Water buffalo spreading schistosomiasis in Philippines

Water buffalo spreading schistosomiasis in Philippines

Water buffalos play a critical role in transmitting the parasitic disease schistosomiasis in the Philippines, new research reveals.

Schistosomiasis, also known as bilharzia, is caused by parasitic trematode worms. People become infected when larval forms of the parasite penetrate the skin during contact with infested waters. According to WHO estimates, at least 236.6 million people globally required preventive treatment against the disease in 2019.

While earlier studies had placed blame for the transmission of the Schistosoma japonicum parasite in the Philippines on rats and dogs, research published late September in PLOS Neglected Tropical Diseases, showed that buffalos were mainly responsible.

Mario Jiz, an author of the study and head of the immunology department at the Research Institute for Tropical Medicine, Manila, says schistosomiasis affects 12 million Filipinos and persists as a public health problem despite mass drug administration.

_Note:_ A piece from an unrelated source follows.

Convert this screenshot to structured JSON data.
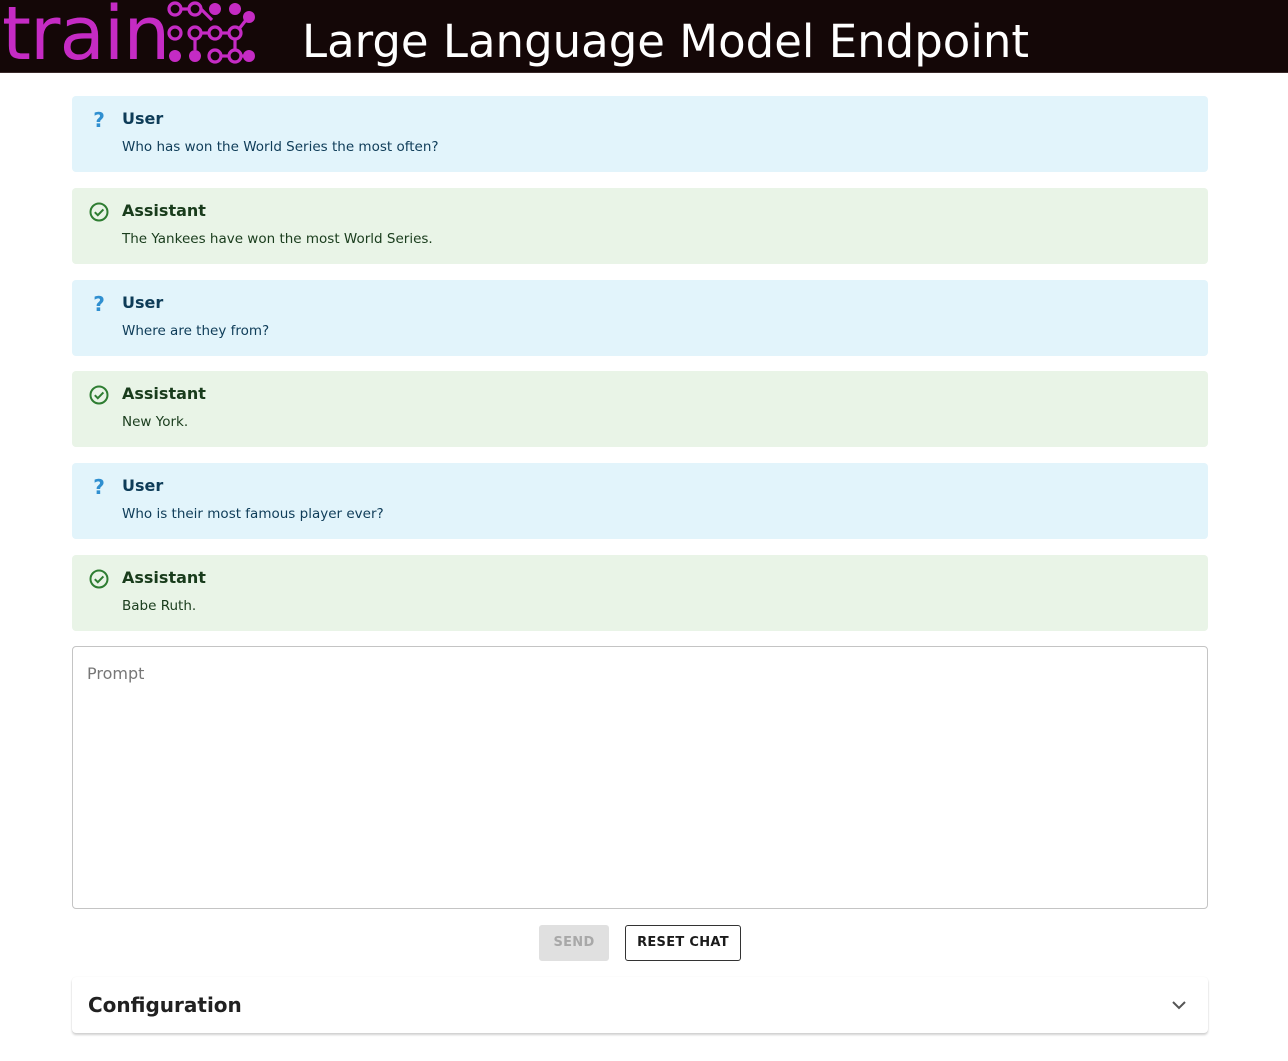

Reinfection rates after drug treatment are high in heavily endemic areas because of poor understanding of the infection source, he tells SciDev.Net.

Farmers use water buffalo, also commonly called carabao, as draft animals in rice farming and coconut harvesting, the main agricultural activities in rural Philippines.

“S. japonicum is a zoonosis [disease which can be transmitted to humans from animals] that infects the majority of water buffalos over short periods of time and these animals can transmit the infection to snail [which act as] intermediate hosts and mediate human infection,” Jiz tells SciDev.Net.

The researchers moved 42 schistosome-negative water buffalos to the rice-farming village of Macanip in Leyte, Philippines. At the end of 10 months, they tested 34 surviving water buffalos—the others died in a typhoon—to find that only one was free of the parasites. For accuracy, the researchers relied on real-time polymerase chain reaction tests as well as retrieval of worms from the veins and tissues of the liver and abdomen of the animals.

“Similar to schistosomiasis in China, water buffalos play a major role in schistosomiasis in the Philippines,” says Jiz. “Other regions where the zoonotic S. japonicum is endemic should also consider water buffalos as a major transmission agent.”

Jiz says that frequent flooding and strong typhoons caused by climate change may carry the snail hosts to other areas and start a new schistosomiasis infection area. “With the ubiquity of water buffalos in rice-farming villages in the Philippines, there is a risk of spreading schistosomiasis from focal, limited areas to larger spaces.”

“Water buffalos do not get sick or die from schistosomiasis, but humans do,” says Jiz. “Control of schistosomiasis in water buffalos is important to prevent sickness and death due to this parasite.”

Don McManus, a senior scientist at the QIMR Berghofer Medical Research Institute, in Brisbane, Australia tells SciDev.Net that the study “provides absolute, definitive proof that carabao are major animal reservoirs for transmitting schistosomiasis in the Philippines.”

China has long recognized that water buffalo and cattle are the major reservoirs of infection and, as such, are targeted by the countries’ schistosomiasis control program, says McManus, adding: “The research provides additional ammunition for developing and deploying a transmission-blocking veterinary vaccine in both countries as a primary control intervention against schistosomiasis.”

Global schistosomiasis control is mainly by mass administration of the drug praziquantel, but has not always been effective, according to McManus.